I prepped the full autopsy report for Leonard Price. His organs were soaked in formalin, classic signs of late-stage brain cancer—drowsiness, loss of appetite, everything fit. I felt a strange mix of professional pride and unease, knowing my report could change a family’s fate.
But I decided to nudge things along. I texted Thompson:
“I’ll send a report: possible intracranial tumor with psychiatric symptoms. Use that with the son.”
He replied, “What’s your angle?”
“Frontal lobe tumors cause mental changes—loss of language, confusion. I doubt Leonard struck the deal himself. More likely, his son did.”
After a long pause, Thompson sent back a helpless emoji—a little shrugging face.
“One case, two fathers sold?”
Maybe Michael didn’t sell his dad. But if you don’t ask, you never know. Sometimes, you have to push to get the truth. I remembered a case years back, when a desperate daughter forged hospice records to protect her inheritance. People will surprise you.
Thompson was relentless. Michael finally confessed, but insisted he hadn’t arranged anything. He said his father met with “someone” before vanishing. He reported the disappearance immediately, never mentioned money. Thompson didn’t care about the cash—he wanted to know who that “someone” was.
Meanwhile, he dug into Cole Whitaker’s world—a businessman with plenty of questionable contacts. Real estate deals, construction unions, a few names that made even seasoned detectives nervous. Finding that “someone” would take time, but it was the key to the whole puzzle. I found myself checking the news, looking for any sign of a break. Was it Grant, Cole, or someone else entirely?
Then things took a hard left. Thompson got a call: a house fire, total loss, no survivors. When the fire trucks pulled away and the smoke cleared, they found a skeleton—supposedly Charles Whitaker.
The skeleton arrived at my lab, blackened and brittle, the air heavy with the acrid smell of burnt bone. Our lab’s equipment whirred, the challenge of working with burned remains pushing me to my limits.
Thompson asked, “Can you ID him with DNA?”
“No way. DNA’s gone after that kind of heat. The bones are cooked through—nothing left but fragments.” I thought of the infamous Boston arson case, where even the FBI couldn’t recover a genetic profile.
Thompson’s face darkened, the pressure from his superiors obvious. “I don’t care. Do your best. I have to keep digging into the Whitaker brothers.”

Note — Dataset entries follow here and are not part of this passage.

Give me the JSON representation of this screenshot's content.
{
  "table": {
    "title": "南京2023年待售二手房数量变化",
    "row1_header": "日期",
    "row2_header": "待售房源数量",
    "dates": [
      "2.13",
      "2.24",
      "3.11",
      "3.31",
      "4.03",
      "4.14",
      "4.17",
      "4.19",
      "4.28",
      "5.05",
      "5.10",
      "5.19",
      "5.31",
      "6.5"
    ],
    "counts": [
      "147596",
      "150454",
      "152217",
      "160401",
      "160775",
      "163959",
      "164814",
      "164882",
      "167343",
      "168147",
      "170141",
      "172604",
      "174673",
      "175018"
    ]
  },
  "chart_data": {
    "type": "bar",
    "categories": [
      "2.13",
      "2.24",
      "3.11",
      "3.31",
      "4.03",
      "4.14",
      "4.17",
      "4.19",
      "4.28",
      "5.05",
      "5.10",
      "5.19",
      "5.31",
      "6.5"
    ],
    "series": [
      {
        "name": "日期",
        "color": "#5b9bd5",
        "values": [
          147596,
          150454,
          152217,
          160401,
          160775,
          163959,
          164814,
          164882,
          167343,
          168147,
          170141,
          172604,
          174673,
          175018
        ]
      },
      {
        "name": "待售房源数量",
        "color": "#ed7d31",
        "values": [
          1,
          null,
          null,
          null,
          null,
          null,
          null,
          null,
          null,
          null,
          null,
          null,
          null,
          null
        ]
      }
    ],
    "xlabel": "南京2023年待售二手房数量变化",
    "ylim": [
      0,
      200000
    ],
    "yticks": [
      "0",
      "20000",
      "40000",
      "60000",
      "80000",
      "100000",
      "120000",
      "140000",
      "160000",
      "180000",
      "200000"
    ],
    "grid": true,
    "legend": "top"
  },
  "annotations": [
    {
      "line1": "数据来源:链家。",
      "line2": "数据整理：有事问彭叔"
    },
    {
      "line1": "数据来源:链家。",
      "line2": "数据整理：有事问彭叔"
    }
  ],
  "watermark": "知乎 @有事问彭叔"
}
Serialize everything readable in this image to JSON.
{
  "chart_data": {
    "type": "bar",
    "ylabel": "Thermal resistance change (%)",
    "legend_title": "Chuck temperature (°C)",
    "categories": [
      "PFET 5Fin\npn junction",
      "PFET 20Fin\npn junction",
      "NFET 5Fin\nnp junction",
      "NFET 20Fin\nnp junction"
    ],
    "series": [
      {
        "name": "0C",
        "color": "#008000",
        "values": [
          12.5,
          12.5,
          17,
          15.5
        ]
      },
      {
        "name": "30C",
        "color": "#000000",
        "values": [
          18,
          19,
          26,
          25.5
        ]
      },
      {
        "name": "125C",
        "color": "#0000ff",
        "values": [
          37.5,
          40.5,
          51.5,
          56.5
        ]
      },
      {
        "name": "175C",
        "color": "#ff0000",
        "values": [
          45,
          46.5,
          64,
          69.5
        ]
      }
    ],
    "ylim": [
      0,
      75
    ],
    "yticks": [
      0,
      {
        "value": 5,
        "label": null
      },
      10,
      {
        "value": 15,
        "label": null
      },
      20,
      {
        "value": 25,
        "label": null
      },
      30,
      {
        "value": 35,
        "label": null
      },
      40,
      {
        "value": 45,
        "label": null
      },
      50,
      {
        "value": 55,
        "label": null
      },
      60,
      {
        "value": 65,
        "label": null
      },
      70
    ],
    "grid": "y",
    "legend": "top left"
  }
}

He left, notebook in hand, and I felt the weight of the case settle in my chest. Science has its limits, and sometimes all the expertise in the world can’t conjure answers from ashes. Unless… dental records. Wealthy folks usually have a private dentist.
I made some calls, and sure enough, Charles had a private dentist. Cole Whitaker personally delivered the dental X-rays, his smile polite but eyes unreadable. Once he left, I compared the X-rays to the skeleton’s teeth, double-checking every detail. The match was perfect—or so it seemed. The skeleton was declared Charles Whitaker.
I sent the report to Thompson, half-expecting a storm of questions. Instead, I got a single text: “Okay, I know.”
Something about Thompson’s response made my skin crawl. I replayed the case in my mind. It didn’t add up. If the brothers were guilty, why not fight the autopsy harder? The insurance was peanuts compared to the estate. And the timing of the fire—just as the investigation closed in—was too convenient. I texted Thompson:
“I don’t think it’s the brothers. Could someone else be pulling the strings?”